Computed tomography (CT) images (a, b) before and (c) 15 d after one dose of nivolumab show an increase in pleural thickening. (d, e) CT images after five doses of nivolumab show near resolution of pleural thickening (long arrows in top panels) as well as a significant decrease in the size of the nephrectomy fossa mass (long arrows in the bottom panels). Figures A, C, and D show an incidental sternal lipoma (short arrows).

To our knowledge, there are no published data on the safety and efficacy of programmed cell death 1 (PD-1) inhibitors in patients on dialysis. Although our patient experienced hypercarbic respiratory failure, we do not believe this was from nivolumab. While drug-induced pneumonitis is a known rare toxic effect of nivolumab [1], the CT appearance and timing of symptoms differ from other reports of anti–PD-1–related pneumonitis and our patient improved without steroids [2]. Furthermore, no additional respiratory complications occurred with further nivolumab treatment. Interestingly, he had radiographic progression 2 wk after his first nivolumab dose but then dramatic improvement after 1 mo, despite no additional doses. Pseudoprogression has been well documented with checkpoint inhibitors, and we hypothesize that this may have been the case in our patient [3].

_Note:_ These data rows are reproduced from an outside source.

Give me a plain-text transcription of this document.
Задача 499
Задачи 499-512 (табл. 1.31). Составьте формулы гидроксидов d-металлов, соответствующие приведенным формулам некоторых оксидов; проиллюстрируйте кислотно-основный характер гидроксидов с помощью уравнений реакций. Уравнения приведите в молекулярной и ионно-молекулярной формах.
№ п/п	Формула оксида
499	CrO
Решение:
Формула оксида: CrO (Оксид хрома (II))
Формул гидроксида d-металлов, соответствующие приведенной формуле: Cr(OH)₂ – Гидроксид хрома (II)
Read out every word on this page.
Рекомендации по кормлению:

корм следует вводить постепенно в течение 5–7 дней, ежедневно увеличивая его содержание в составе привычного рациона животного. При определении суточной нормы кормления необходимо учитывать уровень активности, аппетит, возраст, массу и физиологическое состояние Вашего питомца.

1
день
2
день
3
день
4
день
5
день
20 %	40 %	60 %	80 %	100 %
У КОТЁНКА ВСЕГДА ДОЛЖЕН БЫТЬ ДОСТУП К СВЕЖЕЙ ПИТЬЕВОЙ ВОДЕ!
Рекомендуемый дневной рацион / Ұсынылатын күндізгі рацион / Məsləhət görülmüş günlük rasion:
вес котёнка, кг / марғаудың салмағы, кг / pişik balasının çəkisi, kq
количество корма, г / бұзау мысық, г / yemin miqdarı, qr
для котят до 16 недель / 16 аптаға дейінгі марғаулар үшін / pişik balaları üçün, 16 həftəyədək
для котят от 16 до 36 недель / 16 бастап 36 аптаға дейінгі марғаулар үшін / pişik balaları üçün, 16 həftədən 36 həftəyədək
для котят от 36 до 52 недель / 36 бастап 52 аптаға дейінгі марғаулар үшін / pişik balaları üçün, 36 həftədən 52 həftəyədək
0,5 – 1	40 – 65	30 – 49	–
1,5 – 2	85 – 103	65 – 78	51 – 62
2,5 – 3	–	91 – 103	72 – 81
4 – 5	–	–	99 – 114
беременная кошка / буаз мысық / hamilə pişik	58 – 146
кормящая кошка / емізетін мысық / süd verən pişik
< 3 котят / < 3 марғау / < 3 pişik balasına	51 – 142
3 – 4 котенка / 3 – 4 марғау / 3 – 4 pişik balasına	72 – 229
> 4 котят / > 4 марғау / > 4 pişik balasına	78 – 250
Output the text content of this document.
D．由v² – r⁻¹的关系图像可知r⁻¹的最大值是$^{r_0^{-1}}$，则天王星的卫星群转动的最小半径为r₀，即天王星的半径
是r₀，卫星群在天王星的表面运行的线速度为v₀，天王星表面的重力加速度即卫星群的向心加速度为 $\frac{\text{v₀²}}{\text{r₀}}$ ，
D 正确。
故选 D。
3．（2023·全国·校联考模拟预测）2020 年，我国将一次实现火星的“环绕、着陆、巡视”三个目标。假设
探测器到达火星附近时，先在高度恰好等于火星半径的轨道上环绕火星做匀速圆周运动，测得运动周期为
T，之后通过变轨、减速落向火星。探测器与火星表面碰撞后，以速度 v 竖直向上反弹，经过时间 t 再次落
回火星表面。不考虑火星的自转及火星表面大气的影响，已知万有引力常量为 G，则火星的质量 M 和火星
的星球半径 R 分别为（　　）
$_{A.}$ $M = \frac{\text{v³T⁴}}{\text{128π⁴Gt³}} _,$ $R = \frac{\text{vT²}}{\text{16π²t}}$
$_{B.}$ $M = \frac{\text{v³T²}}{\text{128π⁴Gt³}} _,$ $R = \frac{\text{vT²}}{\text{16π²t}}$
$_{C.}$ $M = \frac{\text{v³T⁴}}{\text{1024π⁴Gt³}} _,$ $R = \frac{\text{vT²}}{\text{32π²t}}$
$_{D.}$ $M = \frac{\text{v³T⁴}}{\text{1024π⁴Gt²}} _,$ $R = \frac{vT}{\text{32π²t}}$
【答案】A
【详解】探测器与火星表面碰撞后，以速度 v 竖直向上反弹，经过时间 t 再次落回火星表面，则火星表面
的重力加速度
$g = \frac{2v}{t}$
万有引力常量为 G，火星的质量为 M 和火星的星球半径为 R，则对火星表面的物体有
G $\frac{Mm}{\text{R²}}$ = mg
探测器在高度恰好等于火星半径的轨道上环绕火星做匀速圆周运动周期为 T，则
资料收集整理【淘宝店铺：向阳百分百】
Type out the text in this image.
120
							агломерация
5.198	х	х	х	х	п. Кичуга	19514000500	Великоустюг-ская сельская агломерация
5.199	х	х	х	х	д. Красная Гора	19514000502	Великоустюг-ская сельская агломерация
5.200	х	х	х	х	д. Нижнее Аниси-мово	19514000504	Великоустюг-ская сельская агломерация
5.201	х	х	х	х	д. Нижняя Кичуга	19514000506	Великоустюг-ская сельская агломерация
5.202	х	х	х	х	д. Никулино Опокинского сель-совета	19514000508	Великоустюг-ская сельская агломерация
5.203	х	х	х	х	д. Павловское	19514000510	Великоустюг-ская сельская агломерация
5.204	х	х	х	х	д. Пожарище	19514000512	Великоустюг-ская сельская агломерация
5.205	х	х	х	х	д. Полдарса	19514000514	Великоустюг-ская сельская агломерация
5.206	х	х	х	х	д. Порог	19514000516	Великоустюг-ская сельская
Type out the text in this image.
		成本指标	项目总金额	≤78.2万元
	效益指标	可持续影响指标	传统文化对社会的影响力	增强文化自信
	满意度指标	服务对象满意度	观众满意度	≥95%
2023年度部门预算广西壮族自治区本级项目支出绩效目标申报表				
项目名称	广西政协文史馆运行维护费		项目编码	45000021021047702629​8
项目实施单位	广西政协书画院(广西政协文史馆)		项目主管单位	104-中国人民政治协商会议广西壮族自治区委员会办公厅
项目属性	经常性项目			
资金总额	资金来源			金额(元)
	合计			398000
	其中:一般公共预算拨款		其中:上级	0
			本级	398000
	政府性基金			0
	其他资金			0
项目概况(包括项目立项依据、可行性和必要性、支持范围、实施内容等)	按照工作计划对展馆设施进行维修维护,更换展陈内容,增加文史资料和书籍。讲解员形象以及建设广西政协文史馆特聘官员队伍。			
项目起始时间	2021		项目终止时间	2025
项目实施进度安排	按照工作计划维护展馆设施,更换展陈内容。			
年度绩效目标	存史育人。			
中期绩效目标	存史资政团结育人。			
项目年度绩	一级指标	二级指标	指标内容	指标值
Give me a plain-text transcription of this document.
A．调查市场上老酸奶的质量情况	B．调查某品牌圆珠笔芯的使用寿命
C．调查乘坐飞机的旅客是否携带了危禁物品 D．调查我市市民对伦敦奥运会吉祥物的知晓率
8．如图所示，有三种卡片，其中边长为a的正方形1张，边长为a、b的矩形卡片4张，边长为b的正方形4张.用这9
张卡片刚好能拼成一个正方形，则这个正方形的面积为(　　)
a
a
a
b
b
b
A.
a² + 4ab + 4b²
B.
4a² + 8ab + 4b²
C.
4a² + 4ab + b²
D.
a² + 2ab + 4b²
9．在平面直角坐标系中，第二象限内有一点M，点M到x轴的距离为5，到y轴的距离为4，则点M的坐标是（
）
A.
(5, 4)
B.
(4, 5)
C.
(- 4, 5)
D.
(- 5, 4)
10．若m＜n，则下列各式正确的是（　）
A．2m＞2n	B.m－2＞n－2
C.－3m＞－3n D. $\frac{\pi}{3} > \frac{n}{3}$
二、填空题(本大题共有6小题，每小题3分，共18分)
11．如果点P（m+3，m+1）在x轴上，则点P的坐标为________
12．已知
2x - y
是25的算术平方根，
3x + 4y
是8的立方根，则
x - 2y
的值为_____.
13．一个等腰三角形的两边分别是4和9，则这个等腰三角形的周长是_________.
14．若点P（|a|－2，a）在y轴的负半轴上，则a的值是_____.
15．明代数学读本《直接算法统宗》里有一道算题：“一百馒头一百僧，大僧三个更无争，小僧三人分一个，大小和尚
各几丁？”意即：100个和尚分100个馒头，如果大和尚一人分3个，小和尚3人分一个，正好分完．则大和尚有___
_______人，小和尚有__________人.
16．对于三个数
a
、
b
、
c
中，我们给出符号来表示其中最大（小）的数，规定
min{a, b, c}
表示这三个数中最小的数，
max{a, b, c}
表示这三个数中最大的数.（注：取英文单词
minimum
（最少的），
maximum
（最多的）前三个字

In population pharmacokinetic studies, renal function did not affect nivolumab clearance, and the package insert does not recommend dose adjustments for chronic kidney disease [4]. Considering its high molecular weight, nivolumab is also probably not cleared by dialysis. Nevertheless, without documented safety or efficacy in dialysis patients, oncologists might be reluctant to use nivolumab in this population. This is particularly important because ESRD is not uncommon among patients with RCC. Our case demonstrates the safety and efficacy of nivolumab in this setting and exemplifies the pseudoprogression sometimes observed with checkpoint blockade.

Acknowledgments:

We thank Dr. Joshua Chaim for his help in selecting the computed tomography images displayed in Fig. 1.

Footnotes

Conflicts of interest: Dr. Feldman served as consultant for Bayer and Seattle Genetics within the past 2 yr and has also accepted research funding from Novartis. Dr. Carlo has nothing to disclose.